Benjamin Mappin-Kasirer
Benjamin Mappin-Kasirer

“We have one more question for you,” the Rhodes people told Joanna Klimczak, a graduate student in McGill’s International Management Program, and Benjamin Mappin-Kasirer, a student in the Faculty of Medicine, in separate phone calls Saturday night.

“In the event that you were awarded a Rhodes Scholarship for 2015, would you accept it?”

Both had difficulty formulating coherent answers as they digested the news that they had won coveted Rhodes Scholarships that provide the means for two years of study at Oxford. It is the most prestigious scholarship in the world.

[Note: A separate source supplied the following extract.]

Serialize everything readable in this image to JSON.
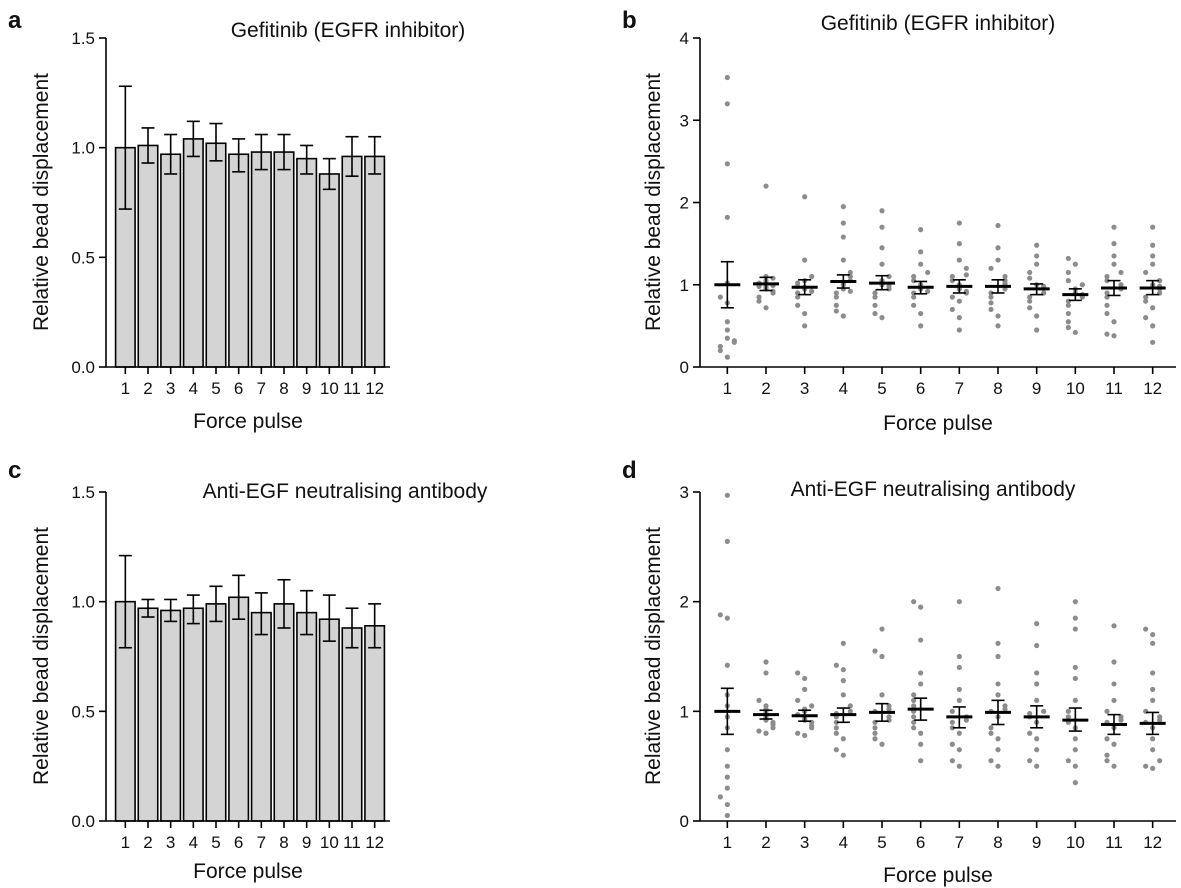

Mappin-Kasirer, fresh from a BA in French literature at Yale, is plunging into a totally different field, medicine, and glad to be back in his hometown of Montreal. If part of his last name looks familiar to McGillians, it should. His father is former Law dean and now Quebec Court of Appeals Justice Nicholas Kasirer.

He’s hoping to study global health subjects at Oxford along with a dash of bioethics and health politics, while keeping his hand in the Humanities with a study of literature at perhaps one of the best places in the world to pursue that field.

Mappin-Kasirer, 22, said it’s hard to predict his future based on the dramatic turn it just took over the weekend, but he sees himself in 10 years as a doctor working in Montreal. It’s too early, he said, to say which branch of medicine.

But it’s likely he’ll provide some service to the community above and beyond the normal call. While at Yale, he organized his fencing team to find time and ways to help out at homeless shelters and in area schools in New Haven, Conn. Most of their contributions were in tutoring at-risk youth, something he has in common with Klimczak.

Rhodes scholars are generally evaluated on their academic record, the ways in which they have contributed to their communities, and their athleticism.

In Mappin-Kasirer’s case, the athletics are targeted on fencing. He’s been fencing since before he was a teenager and was a member of Team Canada in 2009. His Yale squad took the Silver medal at the inaugural United States Collegiate Squad Championships in 2010-11.

But surely a Montreal boy knows how to play hockey, too? “Oh, yeah, of course,” he said, before noting “my Dad is forever a better hockey player than me.”